Hoy he vivido lo que me gustaría que no pasara. Me dirigía al centro comercial Diagonal Mar para avituallarme del condumio necesario cuando por la puerta salía un hombre con un patinete echando chispas y detrás de él uno de seguridad corriendo, el del patinete ha cruzado hasta el centro de la calle exponiéndose a que un coche lo atropellara y el de seguridad lo ha seguido y en el centro de la calzada lo ha placado como si fuera una jugada de rugby, lo ha tirado al suelo, han forcejeado y al final después de que el del patinete dijera "déjame, ya te lo doy, ya te lo doy" el jurado lo ha cogido fuerte y se la ha llevado para adentro, una mujer de entre todos los que estábamos mirando ha recogido el patinete y yo he hecho una foto donde se puede ver al de seguridad y al presunto ladrón y también a la mujer que ha recuperado el patinete.
He visto esto en películas, pero nunca lo había vivido en directo y la verdad no sé lo que había robado ni por lo que lo perseguía, lo que sí sé es que han tenido suerte de que el semáforo estuviera en rojo porque es una calle con bastante tráfico y si hubiera estado en verde cualquier coche podría haberlos atropellado. No me gusta ver lo que he vivido esta mañana pero la sociedad está llena de fallos y uno de los más importantes es que haya gente que tenga que robar para poder ejercer lo más preciado que hay en la tierra qué es vivir sin tener que robar para comer.
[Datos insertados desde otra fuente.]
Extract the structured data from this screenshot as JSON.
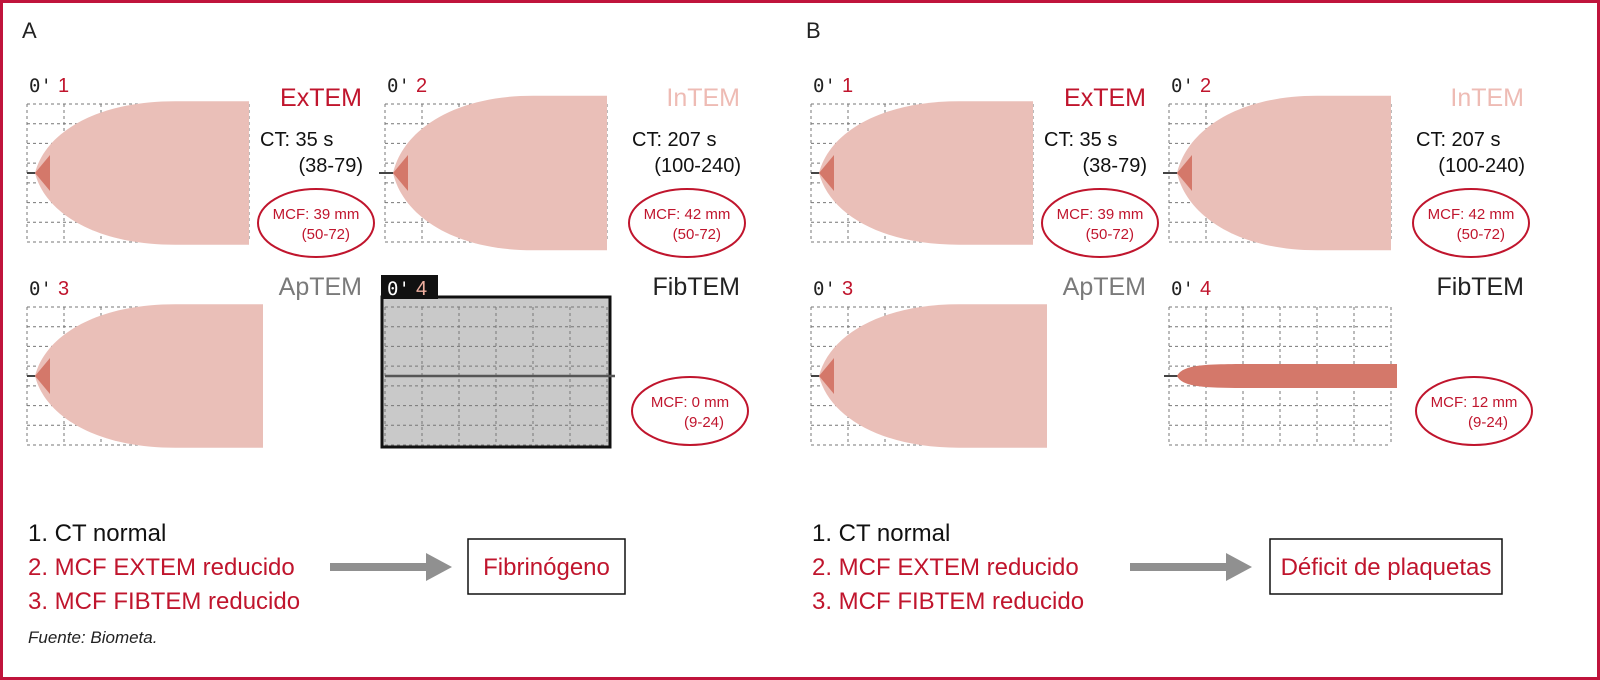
{
  "colors": {
    "frame": "#c0143c",
    "red": "#c0152d",
    "trace_fill": "#eabfb8",
    "trace_dark": "#d4786a",
    "intem_label": "#eebbb4",
    "aptem_label": "#7a7a7a",
    "fibtem_label": "#222222",
    "arrow": "#909090",
    "panel4_bg": "#c9c9c9"
  },
  "panels": [
    {
      "id": "A",
      "label": "A",
      "tests": [
        {
          "time_prefix": "0'",
          "index": "1",
          "name": "ExTEM",
          "name_color": "red",
          "ct_label": "CT: 35 s",
          "ct_range": "(38-79)",
          "mcf_label": "MCF: 39 mm",
          "mcf_range": "(50-72)",
          "trace": "normal",
          "amplitude_mm": 39
        },
        {
          "time_prefix": "0'",
          "index": "2",
          "name": "InTEM",
          "name_color": "intem",
          "ct_label": "CT: 207 s",
          "ct_range": "(100-240)",
          "mcf_label": "MCF: 42 mm",
          "mcf_range": "(50-72)",
          "trace": "normal",
          "amplitude_mm": 42
        },
        {
          "time_prefix": "0'",
          "index": "3",
          "name": "ApTEM",
          "name_color": "aptem",
          "ct_label": "",
          "ct_range": "",
          "mcf_label": "",
          "mcf_range": "",
          "trace": "normal",
          "amplitude_mm": 39
        },
        {
          "time_prefix": "0'",
          "index": "4",
          "name": "FibTEM",
          "name_color": "fibtem",
          "ct_label": "",
          "ct_range": "",
          "mcf_label": "MCF: 0 mm",
          "mcf_range": "(9-24)",
          "trace": "flat",
          "amplitude_mm": 0
        }
      ],
      "findings": [
        "1. CT normal",
        "2. MCF EXTEM reducido",
        "3. MCF FIBTEM reducido"
      ],
      "result": "Fibrinógeno"
    },
    {
      "id": "B",
      "label": "B",
      "tests": [
        {
          "time_prefix": "0'",
          "index": "1",
          "name": "ExTEM",
          "name_color": "red",
          "ct_label": "CT: 35 s",
          "ct_range": "(38-79)",
          "mcf_label": "MCF: 39 mm",
          "mcf_range": "(50-72)",
          "trace": "normal",
          "amplitude_mm": 39
        },
        {
          "time_prefix": "0'",
          "index": "2",
          "name": "InTEM",
          "name_color": "intem",
          "ct_label": "CT: 207 s",
          "ct_range": "(100-240)",
          "mcf_label": "MCF: 42 mm",
          "mcf_range": "(50-72)",
          "trace": "normal",
          "amplitude_mm": 42
        },
        {
          "time_prefix": "0'",
          "index": "3",
          "name": "ApTEM",
          "name_color": "aptem",
          "ct_label": "",
          "ct_range": "",
          "mcf_label": "",
          "mcf_range": "",
          "trace": "normal",
          "amplitude_mm": 39
        },
        {
          "time_prefix": "0'",
          "index": "4",
          "name": "FibTEM",
          "name_color": "fibtem",
          "ct_label": "",
          "ct_range": "",
          "mcf_label": "MCF: 12 mm",
          "mcf_range": "(9-24)",
          "trace": "thin",
          "amplitude_mm": 12
        }
      ],
      "findings": [
        "1. CT normal",
        "2. MCF EXTEM reducido",
        "3. MCF FIBTEM reducido"
      ],
      "result": "Déficit de plaquetas"
    }
  ],
  "source": "Fuente: Biometa."
}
Es duro robar si no eres ladrón de guante blanco, es duro robar para poder vivir, es duro trabajar de seguridad para detener ladrones que roban para comer, es dura la vida porque la sociedad la hace así.
Esta mañana he vivido como detenían a un ladrón. A los ladrones de guante blanco los veo cada día en los medios de comunicación y qué casualidad a ninguno veo que se juegue la vida, solo roban arruinando vidas.